In the media, Gauke was able to spin the plan as solely about giving victims the right to challenge release decisions and to gloss over the chance prisoners will have to ask for parole refusals to be reviewed too. In the new scheme, applications for a decision to be reconsidered will be open to the prisoner and the Secretary of State – the two parties to the Parole hearing- with victims able to make their representations for reconsideration via the Secretary of State. The Ministry of Justice estimates between 1% and 5% of release decisions will be challenged compared to between 13% and 16% of decisions to remain in custody which prisoners will ask to be reconsidered.

It’s anybody’s guess how many challenges will prevail on either side; and whether the possibility of review will make initial Parole Board decisions more conservative. Rightly, there’s no change planned to the grounds for the Board’s decision-making.  As the MoJ put it “Any detention beyond the minimum term imposed by the {sentencing} judge is not about ongoing punishment for the offences committed but about the offender’s current risk to the public by the time that stage of the sentence is reached – often many years after sentencing”.  

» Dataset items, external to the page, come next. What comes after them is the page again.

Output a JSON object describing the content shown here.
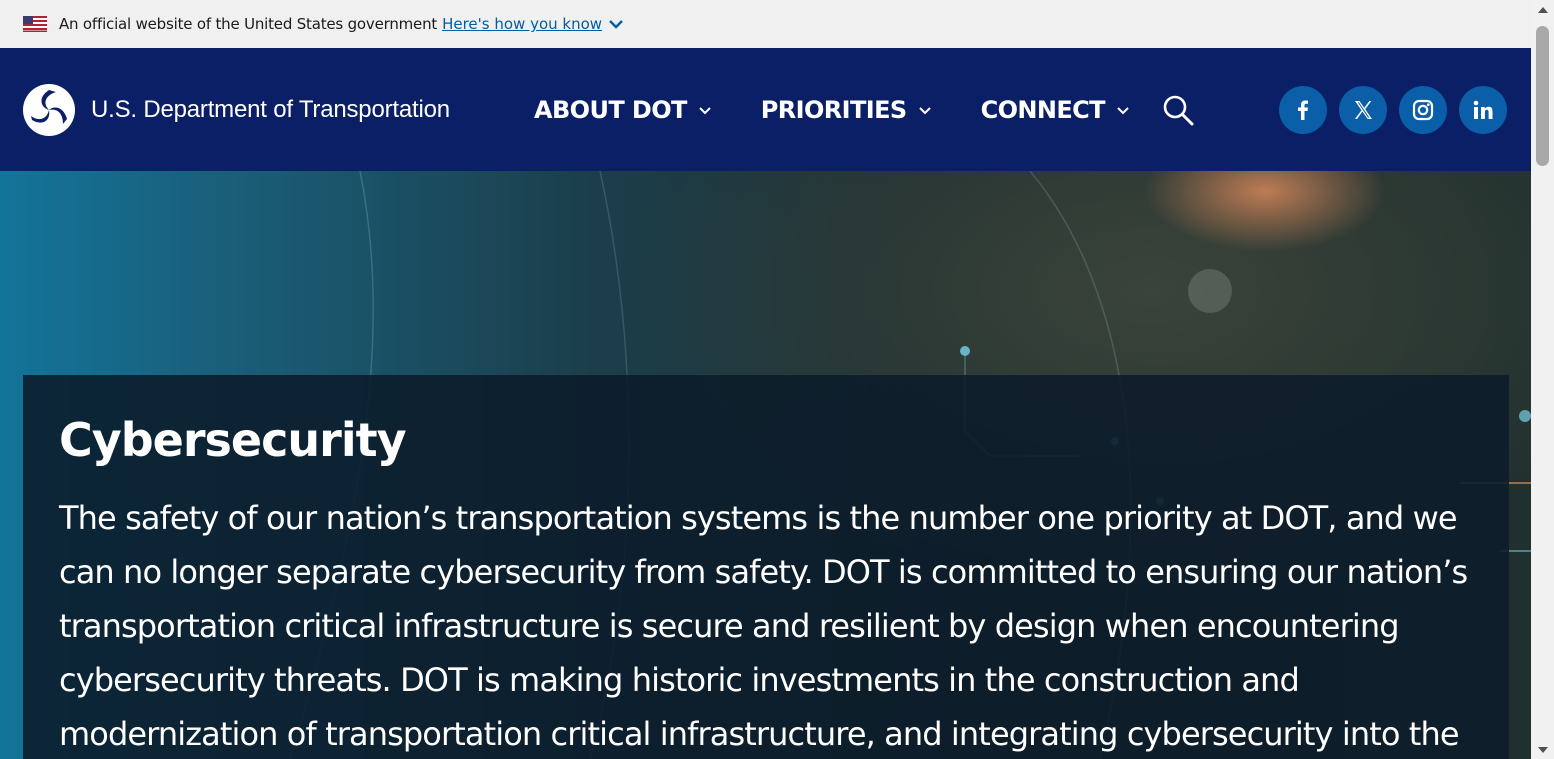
{
  "gov_banner": {
    "text": "An official website of the United States government",
    "link_label": "Here's how you know",
    "flag_icon": "us-flag-icon",
    "chevron_icon": "chevron-down-icon"
  },
  "header": {
    "logo_text": "U.S. Department of Transportation",
    "logo_icon": "dot-logo-icon",
    "nav": [
      {
        "label": "ABOUT DOT"
      },
      {
        "label": "PRIORITIES"
      },
      {
        "label": "CONNECT"
      }
    ],
    "search_icon": "search-icon",
    "social": [
      {
        "name": "facebook-icon"
      },
      {
        "name": "x-icon"
      },
      {
        "name": "instagram-icon"
      },
      {
        "name": "linkedin-icon"
      }
    ],
    "colors": {
      "background": "#0b1f66",
      "social_circle": "#0b5ea8"
    }
  },
  "hero": {
    "title": "Cybersecurity",
    "paragraph": "The safety of our nation’s transportation systems is the number one priority at DOT, and we can no longer separate cybersecurity from safety. DOT is committed to ensuring our nation’s transportation critical infrastructure is secure and resilient by design when encountering cybersecurity threats. DOT is making historic investments in the construction and modernization of transportation critical infrastructure, and integrating cybersecurity into the"
  },
  "colors": {
    "gov_banner_bg": "#f0f0f0",
    "link": "#005ea2",
    "content_box": "#0b1b2a"
  }
}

In the great majority of  cases, however strongly they may understandably feel about an offender’s release, victims have to accept that their views will have limited weight in assessing that risk. Welcome improvements to the arrangements for keeping victims informed and supported and the (limited) increases in transparency Gauke has introduced, cannot and should not, alter that central fact.    

Gauke has wisely resisted the temptation to allow members of the public or the media to apply for parole decisions to be reconsidered. The Government say they looked at the proposal to do so carefully, rejecting it as impractical, unworkable and unachievable without primary legislation.  Almost as an afterthought they make the principled point that “challenges should come from those with a standing and involvement in the case rather than from the public at large”.

This is a principle that arguably should be applied to the Unduly Lenient Sentencing Scheme which  was introduced 30 years ago last week.  It seems odd that in any case of an eligible offence, at the request of a single person, the Attorney General must decide whether the Court of Appeal should reconsider it. In 2017, 943 requests were received, of which 137 eventually had their sentences increased. 

When the ULS scheme started, a handful of cases a year were anticipated but its scope has gradually been extended down the years. It may be preferable to a generalised Prosecution right to appeal. But if  sentences for a yet wider range of offences are brought within the remit of the ULS,- as the current Attorney General seems to think desirable- there's an argument that only those who can demonstrate a sufficient connection to a particular sentence should be able to challenge it.   

As for Parole, after two MoJ reviews, a third is on its way, looking at the case for more fundamental reforms to the powers and responsibilities of the Board. If that case is made and accepted, and the Parole Board becomes more like a fully fledged court, the reconsideration mechanism announced today could turn out to be something of a short term expedient.